Ciel couvert, légère bruine, 16 degrés... la météo est peu favorable pour une journée à Disentis, dans l'est de la Suisse, les pieds et les mains plongés dans l'eau glacée d'une rivière alpine.

Pourtant, plusieurs personnes s'y affairent pendant des heures, armées de seaux, casseroles, pelles et bottes de pêcheurs. Pour elles, le jeu en vaut la chandelle car il s'agit de trouver de l'or, le Graal des métaux précieux que l'on ne trouve pas que dans les coffres-forts de la Confédération.

Concentrés, ils répètent les gestes qu'on leur a appris mais ne recueillent bien souvent que du gravier.

«Pour trouver de l'or, il faut avoir beaucoup de patience et du temps», reconnait l'orpailleur August Brändle, qui officie en tant que guide à Disentis durant la saison d'été, de mai à octobre.

«L'or a quelque chose de magique, lorsque vous tenez un gros morceau de métal jaune dans vos mains, c'est un moment spécial», s'enthousiasme l'expert, qui en 1995 a quitté son poste dans une entreprise informatique à Zurich pour vivre sa passion dans le village alpin.

C'est en effet au bord du Rhin antérieur de cette bourgade que furent découvertes les plus grosses pépites d'or de Suisse par M. Brändle lui-même (48,7 grammes), ainsi qu'un autre orpailleur, Peter Boelsterli (123,10 grammes).

La récente envolée sur les marchés financiers des prix du métal précieux -- qui se négocie actuellement à environ 1.220 dollars l'once après un pic à 1.265 dollars en juin -- a relancé la fièvre de l'or et fait de véritables émules.

Ceux qui viennent à Disentis sont de vrais mordus de la pépite et ne s'acharnent pas pour de l'argent, explique M. Brändle, arborant fièrement une boucle d'oreille et un pendentif fabriqués avec des miettes d'or découvertes dans la rivière alpine.

«L'or que nous trouvons ici a une valeur spéciale», dit-il. Et d'expliquer: l'or que chacun trouve avec ses mains a un prix «naturellement plus élevé» que celui que l'on peut acheter sur les marchés financiers.

Chercher de l'or à Disentis est ainsi avant-tout une expérience humaine car les vraies bonnes prises restent très rares et les amateurs ne récoltent en général que quelques miligrammes.

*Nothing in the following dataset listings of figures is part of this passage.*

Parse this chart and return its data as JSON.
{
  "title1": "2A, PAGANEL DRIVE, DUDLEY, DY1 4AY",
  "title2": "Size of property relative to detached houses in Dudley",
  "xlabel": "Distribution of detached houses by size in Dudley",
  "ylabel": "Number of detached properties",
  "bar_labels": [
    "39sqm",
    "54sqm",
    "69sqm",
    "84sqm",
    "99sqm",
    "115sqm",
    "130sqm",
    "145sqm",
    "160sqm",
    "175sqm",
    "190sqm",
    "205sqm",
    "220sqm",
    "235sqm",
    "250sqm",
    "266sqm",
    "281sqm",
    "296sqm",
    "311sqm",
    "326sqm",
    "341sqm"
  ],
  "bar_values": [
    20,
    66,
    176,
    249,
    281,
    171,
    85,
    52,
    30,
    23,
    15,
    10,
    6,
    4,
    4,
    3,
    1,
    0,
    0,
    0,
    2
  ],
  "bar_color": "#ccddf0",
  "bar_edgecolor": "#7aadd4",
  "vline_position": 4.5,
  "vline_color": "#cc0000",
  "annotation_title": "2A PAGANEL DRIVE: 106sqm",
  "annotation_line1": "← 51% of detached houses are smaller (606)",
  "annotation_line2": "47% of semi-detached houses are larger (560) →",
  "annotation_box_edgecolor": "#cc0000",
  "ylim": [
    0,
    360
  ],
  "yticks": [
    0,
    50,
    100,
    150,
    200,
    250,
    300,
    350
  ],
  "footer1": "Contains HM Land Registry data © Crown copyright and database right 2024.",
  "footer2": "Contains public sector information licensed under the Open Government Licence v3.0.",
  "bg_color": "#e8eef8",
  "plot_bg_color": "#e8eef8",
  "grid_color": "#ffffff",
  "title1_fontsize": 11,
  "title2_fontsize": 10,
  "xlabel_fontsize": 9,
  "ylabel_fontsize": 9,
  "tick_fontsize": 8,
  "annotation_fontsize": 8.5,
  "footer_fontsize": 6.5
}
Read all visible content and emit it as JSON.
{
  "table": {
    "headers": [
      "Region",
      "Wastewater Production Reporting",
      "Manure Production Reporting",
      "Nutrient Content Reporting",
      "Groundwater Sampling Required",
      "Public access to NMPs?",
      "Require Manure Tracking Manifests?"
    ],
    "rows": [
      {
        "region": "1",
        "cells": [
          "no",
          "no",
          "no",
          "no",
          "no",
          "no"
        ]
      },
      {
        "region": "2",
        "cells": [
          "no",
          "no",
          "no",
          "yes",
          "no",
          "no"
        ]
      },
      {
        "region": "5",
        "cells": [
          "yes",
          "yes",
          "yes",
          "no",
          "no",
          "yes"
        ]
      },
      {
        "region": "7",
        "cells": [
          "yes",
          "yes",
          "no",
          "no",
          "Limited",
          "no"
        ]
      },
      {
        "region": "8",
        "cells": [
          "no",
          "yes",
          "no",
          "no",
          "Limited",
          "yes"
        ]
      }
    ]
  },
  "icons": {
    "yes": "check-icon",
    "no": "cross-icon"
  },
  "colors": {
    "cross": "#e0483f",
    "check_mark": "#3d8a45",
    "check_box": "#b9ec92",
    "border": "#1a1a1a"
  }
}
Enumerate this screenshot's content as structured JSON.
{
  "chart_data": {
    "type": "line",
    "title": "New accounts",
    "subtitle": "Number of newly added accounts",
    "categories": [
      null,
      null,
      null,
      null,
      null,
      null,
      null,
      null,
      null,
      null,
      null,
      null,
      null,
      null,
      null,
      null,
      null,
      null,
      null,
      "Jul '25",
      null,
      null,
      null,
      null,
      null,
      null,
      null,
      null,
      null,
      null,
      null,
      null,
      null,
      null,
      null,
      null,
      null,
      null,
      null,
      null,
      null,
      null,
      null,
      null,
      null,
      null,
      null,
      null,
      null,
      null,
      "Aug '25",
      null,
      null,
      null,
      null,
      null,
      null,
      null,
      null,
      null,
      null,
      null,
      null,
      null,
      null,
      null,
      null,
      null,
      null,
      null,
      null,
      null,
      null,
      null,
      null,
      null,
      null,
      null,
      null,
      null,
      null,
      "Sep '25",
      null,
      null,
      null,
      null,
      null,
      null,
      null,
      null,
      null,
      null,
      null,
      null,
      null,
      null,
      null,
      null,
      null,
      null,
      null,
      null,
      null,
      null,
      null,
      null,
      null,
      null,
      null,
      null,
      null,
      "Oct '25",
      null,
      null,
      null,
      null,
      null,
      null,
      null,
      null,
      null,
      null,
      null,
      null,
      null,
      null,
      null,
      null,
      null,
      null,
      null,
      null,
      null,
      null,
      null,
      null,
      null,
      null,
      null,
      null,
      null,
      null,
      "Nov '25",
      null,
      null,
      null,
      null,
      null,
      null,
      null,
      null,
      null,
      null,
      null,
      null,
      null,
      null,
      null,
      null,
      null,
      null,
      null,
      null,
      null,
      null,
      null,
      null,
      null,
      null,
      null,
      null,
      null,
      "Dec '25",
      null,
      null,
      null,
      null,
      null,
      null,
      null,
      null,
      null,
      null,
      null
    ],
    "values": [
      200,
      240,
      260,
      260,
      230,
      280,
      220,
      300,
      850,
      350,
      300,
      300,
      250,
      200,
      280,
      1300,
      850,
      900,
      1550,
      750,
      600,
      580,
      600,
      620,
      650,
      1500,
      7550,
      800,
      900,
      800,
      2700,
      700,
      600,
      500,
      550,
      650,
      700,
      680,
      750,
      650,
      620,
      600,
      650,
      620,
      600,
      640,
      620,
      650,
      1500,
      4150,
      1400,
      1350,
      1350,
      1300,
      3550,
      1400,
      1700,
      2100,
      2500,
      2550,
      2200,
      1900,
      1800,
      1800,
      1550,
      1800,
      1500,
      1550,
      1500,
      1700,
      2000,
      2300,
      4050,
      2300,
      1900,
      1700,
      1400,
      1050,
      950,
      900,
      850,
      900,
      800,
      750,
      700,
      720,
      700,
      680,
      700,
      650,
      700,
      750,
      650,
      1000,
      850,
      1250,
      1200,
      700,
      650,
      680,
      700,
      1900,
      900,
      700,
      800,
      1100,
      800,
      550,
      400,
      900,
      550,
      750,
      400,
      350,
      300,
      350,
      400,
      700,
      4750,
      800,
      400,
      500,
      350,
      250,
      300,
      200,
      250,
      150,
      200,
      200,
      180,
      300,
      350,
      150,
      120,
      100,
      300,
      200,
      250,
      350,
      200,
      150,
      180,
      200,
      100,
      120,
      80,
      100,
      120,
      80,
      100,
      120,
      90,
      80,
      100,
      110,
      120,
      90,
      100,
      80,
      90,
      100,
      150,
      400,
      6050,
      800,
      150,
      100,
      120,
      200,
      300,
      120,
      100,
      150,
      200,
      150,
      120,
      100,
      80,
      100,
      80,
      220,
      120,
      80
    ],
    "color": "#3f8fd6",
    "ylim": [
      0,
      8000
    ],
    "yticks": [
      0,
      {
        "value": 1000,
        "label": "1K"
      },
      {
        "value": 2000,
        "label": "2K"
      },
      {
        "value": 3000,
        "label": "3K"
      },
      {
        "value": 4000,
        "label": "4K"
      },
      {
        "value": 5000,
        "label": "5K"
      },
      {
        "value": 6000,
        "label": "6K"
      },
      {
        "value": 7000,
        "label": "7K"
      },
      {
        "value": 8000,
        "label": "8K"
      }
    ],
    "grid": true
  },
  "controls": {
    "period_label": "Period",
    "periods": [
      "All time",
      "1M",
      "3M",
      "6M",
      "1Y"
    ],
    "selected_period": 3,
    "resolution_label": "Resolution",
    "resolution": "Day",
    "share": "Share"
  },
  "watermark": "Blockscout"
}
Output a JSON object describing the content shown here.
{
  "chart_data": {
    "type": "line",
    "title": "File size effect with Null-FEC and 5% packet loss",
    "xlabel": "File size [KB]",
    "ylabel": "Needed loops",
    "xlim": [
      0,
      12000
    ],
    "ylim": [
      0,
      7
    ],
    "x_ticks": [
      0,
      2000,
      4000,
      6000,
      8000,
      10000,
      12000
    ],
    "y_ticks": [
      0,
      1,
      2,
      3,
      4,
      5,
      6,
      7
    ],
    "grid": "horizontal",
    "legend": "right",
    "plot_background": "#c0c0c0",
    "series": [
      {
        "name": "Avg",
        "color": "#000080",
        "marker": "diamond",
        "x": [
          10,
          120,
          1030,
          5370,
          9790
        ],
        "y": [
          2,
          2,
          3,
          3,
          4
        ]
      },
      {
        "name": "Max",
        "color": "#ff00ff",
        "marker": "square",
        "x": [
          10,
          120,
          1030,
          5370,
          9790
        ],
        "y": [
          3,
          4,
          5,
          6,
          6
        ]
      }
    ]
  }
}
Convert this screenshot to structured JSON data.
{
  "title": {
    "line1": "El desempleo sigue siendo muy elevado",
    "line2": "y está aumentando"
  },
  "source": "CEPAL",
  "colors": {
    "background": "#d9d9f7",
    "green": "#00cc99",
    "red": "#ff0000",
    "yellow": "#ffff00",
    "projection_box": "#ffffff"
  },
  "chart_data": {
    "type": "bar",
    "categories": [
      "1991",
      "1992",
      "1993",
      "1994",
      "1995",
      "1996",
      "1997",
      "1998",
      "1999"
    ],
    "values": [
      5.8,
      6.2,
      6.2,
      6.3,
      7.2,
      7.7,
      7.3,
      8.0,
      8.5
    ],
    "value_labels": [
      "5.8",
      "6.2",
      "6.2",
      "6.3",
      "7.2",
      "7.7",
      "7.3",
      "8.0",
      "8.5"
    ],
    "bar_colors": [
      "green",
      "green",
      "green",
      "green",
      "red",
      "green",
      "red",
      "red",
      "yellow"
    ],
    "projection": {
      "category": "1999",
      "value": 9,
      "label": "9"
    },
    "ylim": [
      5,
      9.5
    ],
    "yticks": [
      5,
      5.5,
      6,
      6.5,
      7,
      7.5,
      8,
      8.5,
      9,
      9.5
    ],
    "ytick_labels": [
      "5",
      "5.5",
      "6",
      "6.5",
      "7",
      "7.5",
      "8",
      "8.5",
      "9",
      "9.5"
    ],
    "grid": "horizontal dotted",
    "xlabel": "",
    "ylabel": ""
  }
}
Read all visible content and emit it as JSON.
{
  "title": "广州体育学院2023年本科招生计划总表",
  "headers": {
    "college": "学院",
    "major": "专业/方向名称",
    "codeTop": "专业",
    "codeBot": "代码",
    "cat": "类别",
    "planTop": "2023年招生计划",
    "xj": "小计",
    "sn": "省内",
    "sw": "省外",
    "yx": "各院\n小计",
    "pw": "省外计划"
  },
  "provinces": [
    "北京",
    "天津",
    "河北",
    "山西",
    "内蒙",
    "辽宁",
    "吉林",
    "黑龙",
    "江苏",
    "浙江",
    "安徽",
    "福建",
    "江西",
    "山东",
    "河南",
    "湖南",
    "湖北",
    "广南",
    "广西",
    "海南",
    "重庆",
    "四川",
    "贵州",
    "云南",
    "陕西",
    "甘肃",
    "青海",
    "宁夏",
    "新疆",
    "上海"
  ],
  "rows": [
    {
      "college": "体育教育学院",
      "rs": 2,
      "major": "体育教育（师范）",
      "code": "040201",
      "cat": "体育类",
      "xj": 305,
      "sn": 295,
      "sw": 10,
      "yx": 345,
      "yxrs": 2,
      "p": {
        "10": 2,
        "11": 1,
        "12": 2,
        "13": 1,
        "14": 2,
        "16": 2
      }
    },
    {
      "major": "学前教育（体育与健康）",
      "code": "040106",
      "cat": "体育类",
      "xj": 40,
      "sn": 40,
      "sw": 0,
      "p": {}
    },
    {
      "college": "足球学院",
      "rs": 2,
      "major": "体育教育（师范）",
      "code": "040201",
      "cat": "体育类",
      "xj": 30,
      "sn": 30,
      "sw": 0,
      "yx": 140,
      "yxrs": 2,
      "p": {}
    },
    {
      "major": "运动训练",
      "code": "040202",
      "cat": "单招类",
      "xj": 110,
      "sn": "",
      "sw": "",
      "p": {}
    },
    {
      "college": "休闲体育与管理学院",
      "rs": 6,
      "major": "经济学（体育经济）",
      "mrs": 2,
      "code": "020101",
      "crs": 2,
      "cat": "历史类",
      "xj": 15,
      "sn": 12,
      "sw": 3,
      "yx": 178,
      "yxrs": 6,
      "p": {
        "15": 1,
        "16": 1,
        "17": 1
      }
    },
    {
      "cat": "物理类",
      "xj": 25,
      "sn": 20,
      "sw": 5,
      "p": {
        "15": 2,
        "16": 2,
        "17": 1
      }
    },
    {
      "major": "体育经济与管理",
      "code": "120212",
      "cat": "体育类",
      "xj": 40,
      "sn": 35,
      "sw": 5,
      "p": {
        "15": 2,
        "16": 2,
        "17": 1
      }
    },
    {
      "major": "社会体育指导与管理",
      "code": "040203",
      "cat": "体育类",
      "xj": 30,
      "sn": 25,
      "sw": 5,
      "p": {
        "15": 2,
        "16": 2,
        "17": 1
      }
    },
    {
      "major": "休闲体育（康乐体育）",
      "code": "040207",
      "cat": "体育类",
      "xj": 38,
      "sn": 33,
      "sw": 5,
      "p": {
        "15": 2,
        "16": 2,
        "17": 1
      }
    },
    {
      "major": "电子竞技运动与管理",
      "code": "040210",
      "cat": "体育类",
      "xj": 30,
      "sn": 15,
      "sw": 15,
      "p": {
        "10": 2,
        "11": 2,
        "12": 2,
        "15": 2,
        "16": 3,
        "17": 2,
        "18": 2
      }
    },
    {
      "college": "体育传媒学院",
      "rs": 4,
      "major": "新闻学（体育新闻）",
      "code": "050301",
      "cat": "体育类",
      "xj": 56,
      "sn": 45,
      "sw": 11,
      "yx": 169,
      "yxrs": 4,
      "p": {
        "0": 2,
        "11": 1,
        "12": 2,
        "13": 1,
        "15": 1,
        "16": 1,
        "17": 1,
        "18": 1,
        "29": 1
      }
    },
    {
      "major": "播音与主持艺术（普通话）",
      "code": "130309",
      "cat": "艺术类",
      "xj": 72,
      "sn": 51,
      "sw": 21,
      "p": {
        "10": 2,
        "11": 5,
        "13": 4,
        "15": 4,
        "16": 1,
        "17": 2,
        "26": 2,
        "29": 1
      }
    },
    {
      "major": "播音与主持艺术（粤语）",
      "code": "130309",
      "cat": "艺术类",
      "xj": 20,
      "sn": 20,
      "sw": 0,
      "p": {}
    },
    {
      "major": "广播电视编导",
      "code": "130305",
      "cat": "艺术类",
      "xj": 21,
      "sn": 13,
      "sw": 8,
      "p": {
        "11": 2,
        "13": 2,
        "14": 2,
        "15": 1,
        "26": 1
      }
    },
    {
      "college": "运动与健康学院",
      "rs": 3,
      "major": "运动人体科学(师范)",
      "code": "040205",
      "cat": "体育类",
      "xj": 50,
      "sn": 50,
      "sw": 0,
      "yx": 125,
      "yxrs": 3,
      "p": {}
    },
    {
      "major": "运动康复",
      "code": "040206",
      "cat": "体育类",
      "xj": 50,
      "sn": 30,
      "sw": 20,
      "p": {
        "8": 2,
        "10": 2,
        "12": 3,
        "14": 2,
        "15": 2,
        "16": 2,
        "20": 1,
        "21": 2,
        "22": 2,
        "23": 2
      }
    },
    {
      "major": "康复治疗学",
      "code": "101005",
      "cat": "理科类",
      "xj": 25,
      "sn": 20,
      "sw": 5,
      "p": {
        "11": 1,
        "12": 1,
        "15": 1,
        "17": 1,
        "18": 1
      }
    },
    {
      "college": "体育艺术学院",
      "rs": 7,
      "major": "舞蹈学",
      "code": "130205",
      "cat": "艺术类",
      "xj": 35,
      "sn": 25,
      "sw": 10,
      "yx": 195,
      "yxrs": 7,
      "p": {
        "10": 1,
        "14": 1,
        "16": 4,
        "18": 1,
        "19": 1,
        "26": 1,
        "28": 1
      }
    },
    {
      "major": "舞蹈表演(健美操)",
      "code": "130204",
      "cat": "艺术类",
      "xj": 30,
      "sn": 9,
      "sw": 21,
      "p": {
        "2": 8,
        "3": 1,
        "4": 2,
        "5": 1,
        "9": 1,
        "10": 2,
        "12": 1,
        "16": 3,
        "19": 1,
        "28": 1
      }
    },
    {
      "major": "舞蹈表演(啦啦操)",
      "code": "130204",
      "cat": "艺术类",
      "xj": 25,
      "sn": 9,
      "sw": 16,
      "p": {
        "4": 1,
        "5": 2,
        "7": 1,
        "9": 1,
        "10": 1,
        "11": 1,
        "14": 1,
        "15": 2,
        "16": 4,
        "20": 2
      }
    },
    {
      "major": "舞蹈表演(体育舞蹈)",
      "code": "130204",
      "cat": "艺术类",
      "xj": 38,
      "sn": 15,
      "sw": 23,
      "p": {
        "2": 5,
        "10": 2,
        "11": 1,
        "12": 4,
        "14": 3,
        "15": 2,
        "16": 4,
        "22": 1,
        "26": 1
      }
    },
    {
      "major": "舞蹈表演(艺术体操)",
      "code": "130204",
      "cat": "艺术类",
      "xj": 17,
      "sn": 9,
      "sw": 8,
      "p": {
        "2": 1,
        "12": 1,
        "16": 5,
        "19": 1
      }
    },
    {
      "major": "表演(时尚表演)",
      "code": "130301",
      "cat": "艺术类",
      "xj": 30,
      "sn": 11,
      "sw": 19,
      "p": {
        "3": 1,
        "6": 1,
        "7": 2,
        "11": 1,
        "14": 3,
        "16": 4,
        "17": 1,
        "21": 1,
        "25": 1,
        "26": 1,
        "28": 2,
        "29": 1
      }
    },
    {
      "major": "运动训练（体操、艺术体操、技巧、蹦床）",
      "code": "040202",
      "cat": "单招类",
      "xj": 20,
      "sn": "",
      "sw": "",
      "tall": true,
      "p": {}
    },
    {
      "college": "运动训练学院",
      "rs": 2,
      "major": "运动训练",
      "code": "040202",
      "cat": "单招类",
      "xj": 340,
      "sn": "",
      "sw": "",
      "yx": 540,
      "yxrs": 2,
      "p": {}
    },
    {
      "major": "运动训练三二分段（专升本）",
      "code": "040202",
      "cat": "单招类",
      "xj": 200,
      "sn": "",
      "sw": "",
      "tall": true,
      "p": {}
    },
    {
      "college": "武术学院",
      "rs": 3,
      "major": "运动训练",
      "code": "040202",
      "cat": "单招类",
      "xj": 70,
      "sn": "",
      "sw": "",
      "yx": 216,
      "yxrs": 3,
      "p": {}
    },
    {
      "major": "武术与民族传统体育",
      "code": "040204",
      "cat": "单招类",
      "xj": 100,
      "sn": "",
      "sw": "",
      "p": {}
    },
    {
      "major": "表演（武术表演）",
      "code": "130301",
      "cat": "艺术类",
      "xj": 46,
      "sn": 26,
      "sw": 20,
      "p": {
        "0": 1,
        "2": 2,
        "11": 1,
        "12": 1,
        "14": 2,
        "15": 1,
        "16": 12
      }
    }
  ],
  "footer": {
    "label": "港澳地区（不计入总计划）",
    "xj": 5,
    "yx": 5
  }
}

Anton Bitter, 58 ans, conçoit ses séjours dans la ville comme une occasion de partager chaque été une passion en famille, avec ses quatre enfants.

«Mon fils dit que lorsqu'il aura trouvé assez d'or pour fabriquer une alliance, il se mariera», glisse l'homme qui tient à la main un petit tube en plastique contenant de l'eau et de la précieuse poudre dorée.

Disentis n'est pas le seul village suisse réputé pour son or. La région de Lucerne (centre) attire également nombre d'orpailleurs, en herbe ou qualifiés. Mais aucun ne parvient à vivre de ses trouvailles.

«Personne ne peut vivre avec l'or qu'il trouve ici», confirme Stefan Grossenbacher, qui s'affaire dans une rivière de la région lucernoise.

À 46 ans, il travaille dans une mine d'or en Nouvelle-Zélande en hiver, tandis qu'en été il donne des cours à des apprentis chercheurs, tel Michael Ganz.

Ce dernier profite de la journée pour revoir un ami perdu de longue date.

«Ici, nous pouvons à la fois parler et prendre du plaisir. En quelque sorte, c'est bien mieux que de jouer au football ou au tennis», explique le jeune homme.

D'autres préfèrent la solitude, comme Jean-Pierre Steiger, installé entre deux rochers. «J'ai la nature rien que pour moi. Que demander de plus ?», interroge l'homme, flanqué d'un chapeau de cow-boy rappelant les aventuriers de l'ouest américain.